The AFM offshore patrol boat P51 left its base at Haywharf on Wednesday at about 11.15 p.m. with press photographers on board.

The Esaco was sighted at first light yesterday and the 25 migrants, including two 15-year-olds, were transferred onto the patrol craft by means of an army dinghy.

Present at the time of their landing at Haywharf was AFM Commander Carmel Vassallo, the Commanding Officer Detentions Services, Lt Col Brian Gatt, and a number of police immigration officers with an ambulance standing by. The immigrants, though evidently exhausted, disembarked from the patrol boat unaided and were taken away in a police bus.

Initial reports that had indicated the group was made up mostly of women and children were incorrect, the AFM said.

The drama started to unfold when a foreign individual residing in Malta informed army personnel on Wednesday morning that there were about 27 immigrants in distress out at sea. An Islander plane was sent out and spotted them alongside a tuna pen belonging to Azzopardi Fisheries being towed by the Esaco, which took them on board.

Last week, another Azzopardi Fisheries trawler had refused to take aboard a group of migrants who were clinging to the buoys of its tuna pen, in an incident which provoked an outcry in Europe. Another controversy was sparked off when a Spanish tug boat, which rescued illegal immigrants in the Libyan search and rescue zone, headed for Spain earlier this week after the Maltese government refused to accept the migrants.

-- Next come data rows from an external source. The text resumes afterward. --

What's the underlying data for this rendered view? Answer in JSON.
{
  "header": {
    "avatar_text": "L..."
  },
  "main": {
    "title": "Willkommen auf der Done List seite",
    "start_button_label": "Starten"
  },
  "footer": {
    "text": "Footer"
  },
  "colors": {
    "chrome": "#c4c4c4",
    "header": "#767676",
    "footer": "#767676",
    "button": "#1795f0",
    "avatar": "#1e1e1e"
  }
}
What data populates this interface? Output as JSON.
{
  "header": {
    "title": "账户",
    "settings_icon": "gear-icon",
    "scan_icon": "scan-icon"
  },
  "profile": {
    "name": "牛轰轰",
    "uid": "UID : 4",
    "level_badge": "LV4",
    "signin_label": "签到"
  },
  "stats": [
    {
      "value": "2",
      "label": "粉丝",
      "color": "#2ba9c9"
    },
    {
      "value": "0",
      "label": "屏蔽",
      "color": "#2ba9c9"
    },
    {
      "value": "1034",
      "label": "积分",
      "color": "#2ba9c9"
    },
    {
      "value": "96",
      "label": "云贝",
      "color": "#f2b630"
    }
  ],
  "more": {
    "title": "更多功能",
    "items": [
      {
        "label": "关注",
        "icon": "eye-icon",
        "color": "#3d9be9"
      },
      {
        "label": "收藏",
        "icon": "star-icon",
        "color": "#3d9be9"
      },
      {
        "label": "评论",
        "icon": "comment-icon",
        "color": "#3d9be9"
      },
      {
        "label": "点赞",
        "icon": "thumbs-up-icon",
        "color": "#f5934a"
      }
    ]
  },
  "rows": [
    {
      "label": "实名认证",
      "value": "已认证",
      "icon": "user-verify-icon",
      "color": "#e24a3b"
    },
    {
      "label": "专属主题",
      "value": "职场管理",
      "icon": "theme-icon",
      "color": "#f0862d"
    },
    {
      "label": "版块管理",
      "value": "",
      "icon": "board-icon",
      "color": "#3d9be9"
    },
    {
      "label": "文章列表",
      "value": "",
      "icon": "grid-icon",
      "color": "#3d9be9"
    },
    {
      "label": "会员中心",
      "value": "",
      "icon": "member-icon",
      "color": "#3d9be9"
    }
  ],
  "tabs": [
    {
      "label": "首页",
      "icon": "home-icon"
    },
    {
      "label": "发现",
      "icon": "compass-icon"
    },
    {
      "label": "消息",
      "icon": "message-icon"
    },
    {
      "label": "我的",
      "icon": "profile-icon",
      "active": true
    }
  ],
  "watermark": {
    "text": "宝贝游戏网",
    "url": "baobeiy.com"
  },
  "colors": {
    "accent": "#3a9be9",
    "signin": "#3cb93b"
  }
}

More boat people arrived last night, this time a group consisting of 27 men and six women, one of whom is pregnant.

The boat was intercepted four miles south of Malta and was escorted to Marsaxlokk by the army's patrol boat P24.

Another patrol vessel had to be dispatched to meet the boat when the immigrants indicated to the army personnel that they did not want to come ashore.

The latest group brings to nearly 233 the number who have landed or been brought ashore over the past week.